Looking at the market structure in China and Hong Kong, Walsh acknowledges that the experience of the United States has its limits as a model for Asia. For example, she notes most Chinese retail investors chase IPOs, while new issues are the exclusive purview of brokers and institutional investors in the US. This creates a different mindset.
But she says there is a correlation to the US experience in that both Chinese and Hong Kong regulators are eager to foster long-term investment, and ensure people understand the products they buy. And the best way to do that, she says, is to make more information available and ensure people know how to use it. "The crux of that is clear, concise disclosure from companies, fund managers and brokers," she says.
The development of a relatively informed investor culture in the United States began in the 1970s with the rise of mutual funds and later the shift from defined benefit to defined contribution retirement schemes. Walsh says it is a myth that most Americans had a DB pension plan and are now worse off; "More people today have a retirement plan through work than ever before," she says.
A big driver behind all of that was tax changes that included the 401(k) provision in the 1974 Employee Retirement Income Security Act. In the early days of DC, the late 1970s and 1980s, many workers still lacked much choice in how their retirement money was invested. But their exposure led to pressure to invest more, and the 1990s solidified the investment culture. Walsh says that the past three years of miserable markets may have made people frightened, but the investment culture remains; even today, the mutual fund industry has more assets than commercial bank deposits. "Most Americans look to the capital market, not banks, for retirement savings," she says.

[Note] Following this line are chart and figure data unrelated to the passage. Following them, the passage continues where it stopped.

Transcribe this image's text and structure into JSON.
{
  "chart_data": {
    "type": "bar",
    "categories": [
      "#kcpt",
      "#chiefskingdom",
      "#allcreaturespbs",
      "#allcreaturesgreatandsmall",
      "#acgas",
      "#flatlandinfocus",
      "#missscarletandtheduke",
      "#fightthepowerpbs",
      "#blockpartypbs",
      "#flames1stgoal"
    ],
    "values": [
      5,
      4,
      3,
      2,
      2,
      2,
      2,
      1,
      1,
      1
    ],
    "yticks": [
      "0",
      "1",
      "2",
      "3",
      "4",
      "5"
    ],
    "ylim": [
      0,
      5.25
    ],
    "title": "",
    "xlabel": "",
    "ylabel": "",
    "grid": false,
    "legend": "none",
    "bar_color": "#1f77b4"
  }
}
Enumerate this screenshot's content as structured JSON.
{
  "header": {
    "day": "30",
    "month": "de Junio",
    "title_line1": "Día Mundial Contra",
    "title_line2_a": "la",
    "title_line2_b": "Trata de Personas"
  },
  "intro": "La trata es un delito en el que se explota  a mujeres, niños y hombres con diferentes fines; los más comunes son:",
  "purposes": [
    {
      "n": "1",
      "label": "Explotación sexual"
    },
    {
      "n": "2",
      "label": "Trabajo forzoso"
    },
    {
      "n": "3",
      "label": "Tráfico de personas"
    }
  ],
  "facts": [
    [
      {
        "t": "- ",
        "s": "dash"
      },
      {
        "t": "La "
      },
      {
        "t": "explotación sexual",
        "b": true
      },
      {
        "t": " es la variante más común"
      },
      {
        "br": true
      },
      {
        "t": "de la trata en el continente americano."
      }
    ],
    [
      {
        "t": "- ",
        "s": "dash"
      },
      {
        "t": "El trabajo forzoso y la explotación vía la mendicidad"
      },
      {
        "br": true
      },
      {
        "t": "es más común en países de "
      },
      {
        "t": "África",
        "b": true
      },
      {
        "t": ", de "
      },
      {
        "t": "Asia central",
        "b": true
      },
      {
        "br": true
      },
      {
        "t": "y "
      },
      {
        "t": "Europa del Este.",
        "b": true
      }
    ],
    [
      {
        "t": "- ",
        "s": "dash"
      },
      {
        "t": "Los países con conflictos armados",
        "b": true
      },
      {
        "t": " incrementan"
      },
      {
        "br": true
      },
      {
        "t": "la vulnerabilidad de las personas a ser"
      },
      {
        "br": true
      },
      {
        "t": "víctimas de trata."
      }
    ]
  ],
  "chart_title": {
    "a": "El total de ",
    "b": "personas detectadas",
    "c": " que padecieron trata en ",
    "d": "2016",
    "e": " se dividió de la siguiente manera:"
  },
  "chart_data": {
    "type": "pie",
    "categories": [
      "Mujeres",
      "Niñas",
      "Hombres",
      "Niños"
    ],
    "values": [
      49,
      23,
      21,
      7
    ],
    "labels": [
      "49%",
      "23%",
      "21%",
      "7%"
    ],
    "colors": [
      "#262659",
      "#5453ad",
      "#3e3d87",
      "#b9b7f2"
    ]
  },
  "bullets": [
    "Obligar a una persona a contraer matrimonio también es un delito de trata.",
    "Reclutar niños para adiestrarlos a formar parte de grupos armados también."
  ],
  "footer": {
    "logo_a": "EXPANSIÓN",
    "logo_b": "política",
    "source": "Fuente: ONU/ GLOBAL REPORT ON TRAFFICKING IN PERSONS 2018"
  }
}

Recent legislation, particularly the Sarbanes-Oxley Act, has been an important step toward restoring investor confidence and shoring up that investment culture. By federalizing corporate governance (i.e. now issues such as independent boards of directors are federal rules, not just left to the patchwork of state regulation), Congress has built on the SEC's ongoing investor education and disclosure work.
One important thrust of Walsh's job is to ensure disclosure is in plain English. The SEC's efforts have been deemed successful enough to make this now the model for the rest of the federal bureaucracy. "We get companies to disclose critical information in plain language. This doesn't mean dumbing down the content, but making it precise and clear," she says.
While she acknowledges that CEOs sometimes twist this into legalese, to cover their backsides from a potential lawsuit rather than explain corporate strategy, she says Sarbanes-Oxley is designed to change the tone and make managers more responsible. She says SEC chairman William Donaldson preaches that this is a bellwether of good things for corporate America, not a threat to innovation.
Walsh isn't prepared to pass judgement on the family-dominated corporate scene prevalent in much of Asia. But she does say her talks with regulators here reveal a similar need for strong, accountable independent directors.
Throughout her visit she is networking with regulators in Asia about ways the SEC can lend a hand developing investor education and promoting clear corporate disclosure. For instance, she notes Hong Kong's Securities and Futures Commission is keen to use the internet for disseminating investor information. In the US, the World Wide Web is a key tool for investors; it is less so in China or Hong Kong, but becoming more common.
One idea the SFC may consider is setting up dummy scam sites. The SEC, aware that Americans are often sceptical of the government, created fake scam websites that, when clicked through, take people to a warning informing them they nearly lost their shirt. "The concept is that people won't turn to the SEC for information, so how do you reach these people? You don a disguise."